The following is a story from a partner in Asia.
“If you’re rich it’s a comfortable life here” our neighbours were telling each other. “If you need anything, you just say the word, and you have it!” I know they were talking about us. It’s hard to hide our relative wealth, and living here makes us think twice before using it.
Like that time my wife was baking biscuits when our next-door neighbour barged into the kitchen and poured out all her money woes. It was an attempt to follow orders from home to “Eat more! You’re looking skinny!” but suddenly my wife was conscious of all the margarine, flour, sugar and oats laid out before her, while our friend wept about the cost of milk for her baby grandson. She was intending to add some of that whopping bar of Whittaker’s Chocolate recently brought over by a friend. We’d been saving it in the chilli bin, but she couldn’t bring herself to get it out of in front of our distraught neighbour. And so later we munched the dry, dull biscuits with a cup of tea, grumbling about the hardships we endure. In an almost comic rebuke of our ‘luxury,’ the remaining biscuits were eaten by rats and ants that night.
The neighbours’ descent into poverty began (so it appears) when their grandson was born. Paying around $8 every five days for baby formula slowly depleted the capital of their shop over the last six months, until it was barely operational. However they tell a different story. “We are being bewitched. An evil person is using magic against us, and inciting spirits to steal our money.” Our vocab isn’t quite up to this line of discussion so we’re still hazy on the details. “We’re like that: always trying to bring each other down to get ahead. Not like you Christians – you help each other.” Convinced their house is cursed, they are currently rebuilding in a different community.

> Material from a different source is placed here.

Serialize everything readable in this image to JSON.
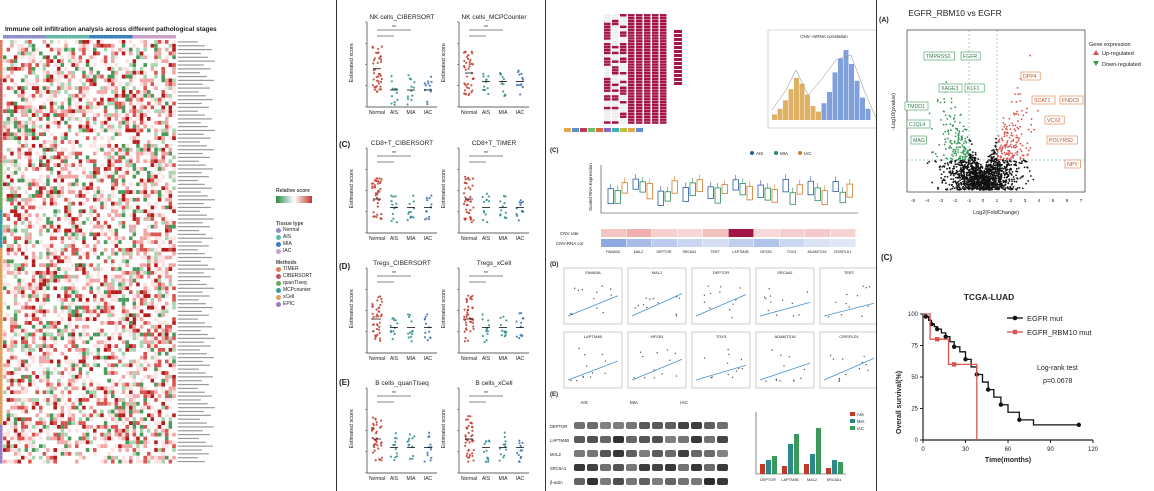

Their financial woes motivated us to seek out a Christian NGO specialising in microfinance. Initial meetings have been very positive, and many of our neighbours are interested in their low interest rates (as opposed to 20%+ from the usual loan peddlers) with accompanying small-business training. In a fortuitous turn of events, the NGO discovered that our community was the ideal place to pilot their plans for a sewing business project, and that my wife would be the ideal trainer for a group of local women to make this happen. It helps that we can also connect them with the adjacent charity school that have several sewing machines already.